Questionado se as autoridades locais já tomaram algumas medidas para conter ventuais ameaças, Abubacar Turé não foi preciso, mas presume que haverá mais dados no futuro, tendo sublinhado que a melhoria que está a ser operada nas estradas é um esforço próprio da população e de algumas pessoas singulares, pelo que a sustentabilidade do trabalho é pouco provável.

Frisou que o setor sob a sua jurisdição enfrenta neste momento uma situação de inundações jamais vista naquele setor que está a causar muitas incertezas à população com fortes sinais de vir a enfrentar fome, sobretudo na localidade de Canifak de baixo, onde centenas de casas ficaram destruídas, estradas ficaram cortadas e mais de duzentas famílias ficaram expostas à luz do dia e ao sol nas ruas e sem teto.

Segundo o administrador, neste momento estão em curso diligências, tanto das autoridades administrativas locais como do poder local e em colaboração com a população local para a recuperação das estradas. 

Sobre a denúncia de cobranças ilícitas que a polícia e a Guarda Nacional fazem às motorizadas, confirmou que elementos da Guarda Nacional chegaram a aplicar uma multa de vinte e cinco (25.000) mil francos CFA a motorizadas que não tinham a documentação em ordem na localidade de Cameconde, mas com a intervenção das autoridades setoriais locais a situação foi ultrapassada.
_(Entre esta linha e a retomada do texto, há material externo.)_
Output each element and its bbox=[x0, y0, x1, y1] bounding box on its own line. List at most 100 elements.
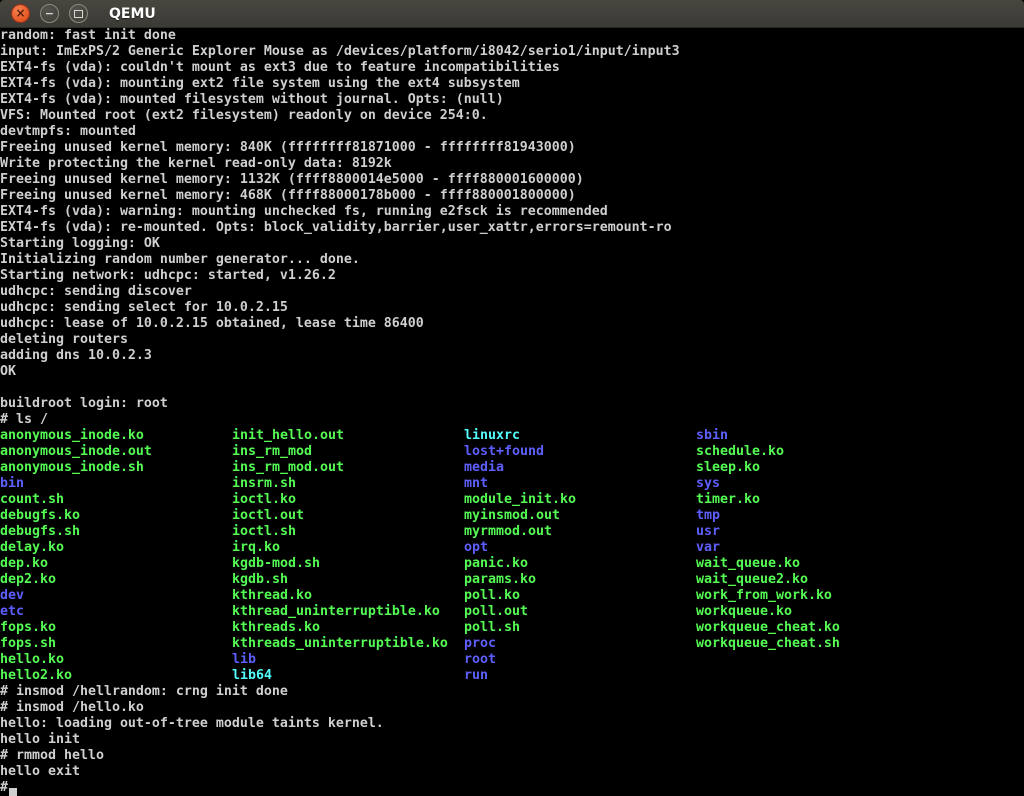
file-entry: debugfs.sh bbox=[0, 524, 80, 540]
file-entry: bin bbox=[0, 476, 24, 492]
terminal-line: Initializing random number generator... … bbox=[0, 252, 1024, 268]
prompt-line: # bbox=[0, 780, 1024, 796]
close-button[interactable]: × bbox=[11, 4, 30, 23]
file-entry: media bbox=[464, 460, 504, 476]
file-entry: dev bbox=[0, 588, 24, 604]
terminal-line: debugfs.ko ioctl.out myinsmod.out tmp bbox=[0, 508, 1024, 524]
terminal-line: hello init bbox=[0, 732, 1024, 748]
file-entry: schedule.ko bbox=[696, 444, 784, 460]
terminal-line: adding dns 10.0.2.3 bbox=[0, 348, 1024, 364]
terminal-line: dep2.kokgdb.shparams.kowait_queue2.ko bbox=[0, 572, 1024, 588]
file-entry: work_from_work.ko bbox=[696, 588, 832, 604]
file-entry: workqueue_cheat.sh bbox=[696, 636, 840, 652]
file-entry: anonymous_inode.ko bbox=[0, 428, 144, 444]
terminal-line: etckthread_uninterruptible.kopoll.outwor… bbox=[0, 604, 1024, 620]
file-entry: run bbox=[464, 668, 488, 684]
file-entry: linuxrc bbox=[464, 428, 520, 444]
terminal-line: devtmpfs: mounted bbox=[0, 124, 1024, 140]
terminal-line: anonymous_inode.sh ins_rm_mod.out media sle… bbox=[0, 460, 1024, 476]
file-entry: insrm.sh bbox=[232, 476, 296, 492]
file-entry: var bbox=[696, 540, 720, 556]
file-entry: kgdb-mod.sh bbox=[232, 556, 320, 572]
terminal-line: # ls / bbox=[0, 412, 1024, 428]
terminal-line: udhcpc: lease of 10.0.2.15 obtained, lea… bbox=[0, 316, 1024, 332]
terminal-line: hello.kolibroot bbox=[0, 652, 1024, 668]
file-entry: anonymous_inode.out bbox=[0, 444, 152, 460]
file-entry: ioctl.ko bbox=[232, 492, 296, 508]
terminal-line: delay.koirq.kooptvar bbox=[0, 540, 1024, 556]
file-entry: mnt bbox=[464, 476, 488, 492]
file-entry: count.sh bbox=[0, 492, 64, 508]
file-entry: sleep.ko bbox=[696, 460, 760, 476]
terminal-line bbox=[0, 380, 1024, 396]
file-entry: debugfs.ko bbox=[0, 508, 80, 524]
terminal-line: # insmod /hellrandom: crng init done bbox=[0, 684, 1024, 700]
file-entry: etc bbox=[0, 604, 24, 620]
file-entry: fops.ko bbox=[0, 620, 56, 636]
minimize-button[interactable]: − bbox=[40, 4, 59, 23]
file-entry: delay.ko bbox=[0, 540, 64, 556]
terminal-line: EXT4-fs (vda): re-mounted. Opts: block_v… bbox=[0, 220, 1024, 236]
file-entry: wait_queue2.ko bbox=[696, 572, 808, 588]
file-entry: workqueue.ko bbox=[696, 604, 792, 620]
terminal-line: hello exit bbox=[0, 764, 1024, 780]
terminal-line: EXT4-fs (vda): mounted filesystem withou… bbox=[0, 92, 1024, 108]
terminal-line: bin insrm.sh mnt sys bbox=[0, 476, 1024, 492]
file-entry: irq.ko bbox=[232, 540, 280, 556]
terminal-line: fops.shkthreads_uninterruptible.koprocwo… bbox=[0, 636, 1024, 652]
minimize-icon: − bbox=[45, 8, 54, 19]
file-entry: tmp bbox=[696, 508, 720, 524]
file-entry: lost+found bbox=[464, 444, 544, 460]
file-entry: hello2.ko bbox=[0, 668, 72, 684]
file-entry: sys bbox=[696, 476, 720, 492]
file-entry: poll.ko bbox=[464, 588, 520, 604]
file-entry: myrmmod.out bbox=[464, 524, 552, 540]
terminal-line: debugfs.sh ioctl.sh myrmmod.out usr bbox=[0, 524, 1024, 540]
terminal-line: VFS: Mounted root (ext2 filesystem) read… bbox=[0, 108, 1024, 124]
terminal-line: EXT4-fs (vda): mounting ext2 file system… bbox=[0, 76, 1024, 92]
terminal-line: EXT4-fs (vda): couldn't mount as ext3 du… bbox=[0, 60, 1024, 76]
file-entry: poll.out bbox=[464, 604, 528, 620]
qemu-window: × − QEMU random: fast init doneinput: Im… bbox=[0, 0, 1024, 796]
file-entry: ioctl.out bbox=[232, 508, 304, 524]
file-entry: kthreads.ko bbox=[232, 620, 320, 636]
terminal-line: count.shioctl.komodule_init.kotimer.ko bbox=[0, 492, 1024, 508]
titlebar[interactable]: × − QEMU bbox=[0, 0, 1024, 28]
file-entry: proc bbox=[464, 636, 496, 652]
file-entry: kgdb.sh bbox=[232, 572, 288, 588]
terminal-line: devkthread.kopoll.kowork_from_work.ko bbox=[0, 588, 1024, 604]
terminal-line: random: fast init done bbox=[0, 28, 1024, 44]
terminal-line: # insmod /hello.ko bbox=[0, 700, 1024, 716]
file-entry: ins_rm_mod bbox=[232, 444, 312, 460]
terminal-line: buildroot login: root bbox=[0, 396, 1024, 412]
text-cursor bbox=[9, 788, 17, 796]
file-entry: workqueue_cheat.ko bbox=[696, 620, 840, 636]
terminal-line: dep.kokgdb-mod.shpanic.kowait_queue.ko bbox=[0, 556, 1024, 572]
file-entry: anonymous_inode.sh bbox=[0, 460, 144, 476]
file-entry: usr bbox=[696, 524, 720, 540]
terminal-line: Write protecting the kernel read-only da… bbox=[0, 156, 1024, 172]
terminal-line: udhcpc: sending select for 10.0.2.15 bbox=[0, 300, 1024, 316]
file-entry: ioctl.sh bbox=[232, 524, 296, 540]
terminal-screen[interactable]: random: fast init doneinput: ImExPS/2 Ge… bbox=[0, 28, 1024, 796]
terminal-line: deleting routers bbox=[0, 332, 1024, 348]
file-entry: myinsmod.out bbox=[464, 508, 560, 524]
file-entry: ins_rm_mod.out bbox=[232, 460, 344, 476]
file-entry: lib bbox=[232, 652, 256, 668]
maximize-button[interactable] bbox=[69, 4, 88, 23]
file-entry: wait_queue.ko bbox=[696, 556, 800, 572]
file-entry: module_init.ko bbox=[464, 492, 576, 508]
terminal-line: hello: loading out-of-tree module taints… bbox=[0, 716, 1024, 732]
file-entry: root bbox=[464, 652, 496, 668]
terminal-line: OK bbox=[0, 364, 1024, 380]
window-title: QEMU bbox=[109, 6, 156, 22]
terminal-line: Freeing unused kernel memory: 840K (ffff… bbox=[0, 140, 1024, 156]
terminal-line: anonymous_inode.koinit_hello.outlinuxrcs… bbox=[0, 428, 1024, 444]
file-entry: lib64 bbox=[232, 668, 272, 684]
terminal-line: hello2.ko lib64 run bbox=[0, 668, 1024, 684]
terminal-line: udhcpc: sending discover bbox=[0, 284, 1024, 300]
file-entry: dep.ko bbox=[0, 556, 48, 572]
terminal-line: Freeing unused kernel memory: 468K (ffff… bbox=[0, 188, 1024, 204]
terminal-line: Freeing unused kernel memory: 1132K (fff… bbox=[0, 172, 1024, 188]
file-entry: params.ko bbox=[464, 572, 536, 588]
“Aconselhamos que não cobrassem multas por falta de documentação, mas que exigissem o uso obrigatório de máscaras e capacetes, porque estamos em tempos de crise sanitária”, afirmou e não avançou nenhum pormenor se a medida foi ou não acatada pelos elementos da Guarda Nacional. Contudo, informou ter emitido um comunicado na rádio comunitária local, dando orientações à população para denunciar cobranças ilícitas nas estradas.